Я ждала долго — час, не меньше. И когда мне уже показалось, что этой ночью бояться нечего и можно выйти из укрытия, да поспать, послышались тяжёлые шаги.
Мать вообще даже ночью ходила, громко стуча своими ножищами. Сон у меня был крепкий, как у истинного тролля. Так что она не боялась меня разбудить. Хотя сегодня, пускай я отчётливо слышала её шаги, мама всё-таки старалась идти тише, чем обычно. А я почти перестала дышать, глядя на появившуюся в темноте фигуру матери. Господи, как же она была огромна и сильна! В голову начали закрадываться сомнения по поводу моего плана, которые я тут же отбросила в сторону и сильнее сжала в руке камень. Прочь сомнения! И прочь жалость…

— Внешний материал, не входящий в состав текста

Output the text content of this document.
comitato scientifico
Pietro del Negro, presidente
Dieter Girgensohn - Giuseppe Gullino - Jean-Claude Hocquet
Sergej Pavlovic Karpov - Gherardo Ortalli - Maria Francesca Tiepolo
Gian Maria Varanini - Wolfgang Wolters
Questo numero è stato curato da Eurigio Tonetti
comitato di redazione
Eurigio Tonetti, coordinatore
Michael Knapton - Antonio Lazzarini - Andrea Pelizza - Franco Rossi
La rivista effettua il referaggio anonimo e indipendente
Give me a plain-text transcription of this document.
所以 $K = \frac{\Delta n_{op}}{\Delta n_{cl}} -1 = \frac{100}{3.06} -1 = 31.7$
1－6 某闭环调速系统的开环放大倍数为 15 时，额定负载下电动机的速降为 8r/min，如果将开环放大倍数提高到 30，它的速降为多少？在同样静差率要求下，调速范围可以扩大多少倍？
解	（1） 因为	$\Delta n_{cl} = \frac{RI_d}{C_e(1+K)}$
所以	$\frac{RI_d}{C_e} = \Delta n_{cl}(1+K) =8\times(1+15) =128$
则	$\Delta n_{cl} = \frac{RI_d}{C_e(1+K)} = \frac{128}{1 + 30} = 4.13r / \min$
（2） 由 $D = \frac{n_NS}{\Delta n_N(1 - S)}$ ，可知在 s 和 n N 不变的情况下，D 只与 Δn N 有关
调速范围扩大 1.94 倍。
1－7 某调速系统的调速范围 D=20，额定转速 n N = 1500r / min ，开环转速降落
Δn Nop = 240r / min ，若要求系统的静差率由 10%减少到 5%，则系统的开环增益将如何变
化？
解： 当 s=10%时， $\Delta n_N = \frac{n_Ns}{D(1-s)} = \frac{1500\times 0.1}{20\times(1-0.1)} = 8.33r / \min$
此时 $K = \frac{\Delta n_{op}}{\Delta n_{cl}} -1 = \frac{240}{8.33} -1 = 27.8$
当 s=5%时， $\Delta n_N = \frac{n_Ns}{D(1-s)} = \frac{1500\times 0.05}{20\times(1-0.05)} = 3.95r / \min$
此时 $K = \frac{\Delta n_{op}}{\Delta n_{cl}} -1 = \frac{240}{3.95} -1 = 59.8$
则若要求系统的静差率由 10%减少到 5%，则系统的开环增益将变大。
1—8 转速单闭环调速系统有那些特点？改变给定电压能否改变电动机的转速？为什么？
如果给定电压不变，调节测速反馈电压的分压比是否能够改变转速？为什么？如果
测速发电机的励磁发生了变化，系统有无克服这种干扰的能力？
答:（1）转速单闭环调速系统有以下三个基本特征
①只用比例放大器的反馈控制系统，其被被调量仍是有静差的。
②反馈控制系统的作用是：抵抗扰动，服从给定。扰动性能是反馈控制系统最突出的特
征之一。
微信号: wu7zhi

Огромная фигура приблизилась к месту моего сна. И неожиданно застыла. Я еле удержалась от того, чтоб не ахнуть. Неужели заметила?! Но нет. Она постояла так с секунду, и присела рядом со шкурами. Поднесла руку "ко мне" и занесла для удара нож.
Сейчас, или никогда!
Оттолкнувшись руками, я моментально выползла из укрытия и, не останавливаясь, прыгнула на мать со спины. Сжав в обеих руках камень, ударила его остриём неудавшуюся убийцу в район соединения головы и позвоночника. Послышался крик, продолжительный крик, сокрушавший стены пещеры. Я пошатнулась. Казалось, всё вокруг вибрировало от крика боли, что издавала моя мать. Но жалость, как и страх, давно покинули меня.
Она, теперь мой противник, упала на землю, кривясь и извиваясь. Я закончу её мучения. Взглядом найдя выроненный ею нож, который для меня лишь чуть-чуть не дотягивал до меча, подхватила его и, помедлив с мгновение, пронзила им мамину грудь.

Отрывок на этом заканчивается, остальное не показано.